Well might it seem that the stage was now set for a triumphant and rapid progress of the human spirit.  But though the second human species constituted a real improvement on the first, it lacked certain faculties without which the next great mental advance could not be made. (pp. 117-118)

The above passage is representative of the general tone and tenor of Last and First Men.  Told in a distant, "historical" voice (toward the end of the book, we learn just who has been doing the telling and how their own histories have influenced the writing of this missive on the long human past), the story concentrates on detailing the attempts of various human species to rise above their current condition and the struggles, internal and external alike, that combine to defeat most of these noble goals.  As the Second Men fade and the Third arise, only to beget the Fourth, more artificial human race, which is supplanted by the fifth and so forth until the eighteenth and last human species, Stapledon introduces concepts such as the conflict noted above between Love and Rationality, between altruism and a desire to defeat mortality.  There are successes along the way, but most of these prove to be ephemeral.  But there is something that seems to improve within most of these successor species as the two billion years allotted for humankind unfolds.

The result of this is a very powerful story that serves to make us reflect upon our own goals and aspirations.  If part of being human is the quest for the seemingly unattainable, then the quixotic quests found within Last and First Men are perhaps some of the more powerfully told stories of the human race of the past century.  Grounded in the troubled interwar period of the 1920s and 1930s, Last and First Men still possesses a power to move the hearts and minds of early 21st century readers.  It is a staggering achievement of the imagination, for it encapsulates so many of our hopes, dreams, as well as our fears and neuroses in barely 300 pages of text, all without the need for a framing character or plot.  Truly a "masterwork" of the imagination, rivaled perhaps only by another Stapledon novel, Star Maker.

1 comment:

  1. This is one of the few stories on your blog I've read. I'd been looking for some very out of the gamut stories. The thing I'm wondering about is Neptune. Back in the 1930's, I'm guessing that it wasn't known it was a gas planet? It leaves me very perplexed.

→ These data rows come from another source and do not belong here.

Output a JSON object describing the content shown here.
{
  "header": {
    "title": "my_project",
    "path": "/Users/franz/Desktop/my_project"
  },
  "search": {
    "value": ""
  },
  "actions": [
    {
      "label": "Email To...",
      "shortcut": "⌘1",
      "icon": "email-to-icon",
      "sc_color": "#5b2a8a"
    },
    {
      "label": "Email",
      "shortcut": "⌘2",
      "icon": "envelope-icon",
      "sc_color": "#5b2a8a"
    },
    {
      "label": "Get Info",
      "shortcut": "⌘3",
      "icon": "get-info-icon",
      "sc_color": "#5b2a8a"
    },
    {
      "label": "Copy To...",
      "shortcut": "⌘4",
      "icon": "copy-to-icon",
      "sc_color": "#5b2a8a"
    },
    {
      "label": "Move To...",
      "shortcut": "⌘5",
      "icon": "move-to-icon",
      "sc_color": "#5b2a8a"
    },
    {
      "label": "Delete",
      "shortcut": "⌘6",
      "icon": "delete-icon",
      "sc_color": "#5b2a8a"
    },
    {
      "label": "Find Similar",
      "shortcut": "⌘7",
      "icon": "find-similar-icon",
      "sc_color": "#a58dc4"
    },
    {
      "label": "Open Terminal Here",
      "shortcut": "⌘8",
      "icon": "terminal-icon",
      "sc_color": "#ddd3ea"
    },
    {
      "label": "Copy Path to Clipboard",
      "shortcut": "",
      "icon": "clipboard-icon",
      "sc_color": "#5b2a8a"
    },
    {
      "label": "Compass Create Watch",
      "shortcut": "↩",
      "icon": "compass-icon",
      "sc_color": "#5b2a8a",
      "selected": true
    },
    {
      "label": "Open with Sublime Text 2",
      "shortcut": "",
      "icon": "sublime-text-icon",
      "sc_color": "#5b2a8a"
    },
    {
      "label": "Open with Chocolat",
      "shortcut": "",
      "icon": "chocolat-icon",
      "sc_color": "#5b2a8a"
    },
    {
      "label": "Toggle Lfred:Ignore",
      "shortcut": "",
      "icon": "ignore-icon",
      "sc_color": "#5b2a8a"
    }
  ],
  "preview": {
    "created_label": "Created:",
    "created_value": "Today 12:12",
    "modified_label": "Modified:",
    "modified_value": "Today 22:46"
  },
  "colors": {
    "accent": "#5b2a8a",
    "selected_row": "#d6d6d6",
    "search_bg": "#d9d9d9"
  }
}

    Reading this book, and after it, Starmaker, has completely changed my perspective on science fiction. And it's caused me to wonder more about how other possible life forms and their experiences. One unrelated idea I'd had since taking an anthropology course was whether there's a certain point in evolution where species might have to die out simply because of evolutionary baggage.

    Personally, I'm less of a reader than a fan of animated films, and I wish that the format would be used to expand the boundaries of storytelling in places not reached by books due to the descriptive limitations of language. Particularly, involving other animals and beings, whether fictional or real.

    I think that the tendency of stories to focus on human beings is unfortunate, though obviously we need the bias to some degree. I think personally that science fiction ought to be about life beyond people and that fantasy ought to pick up where science fiction leaves off.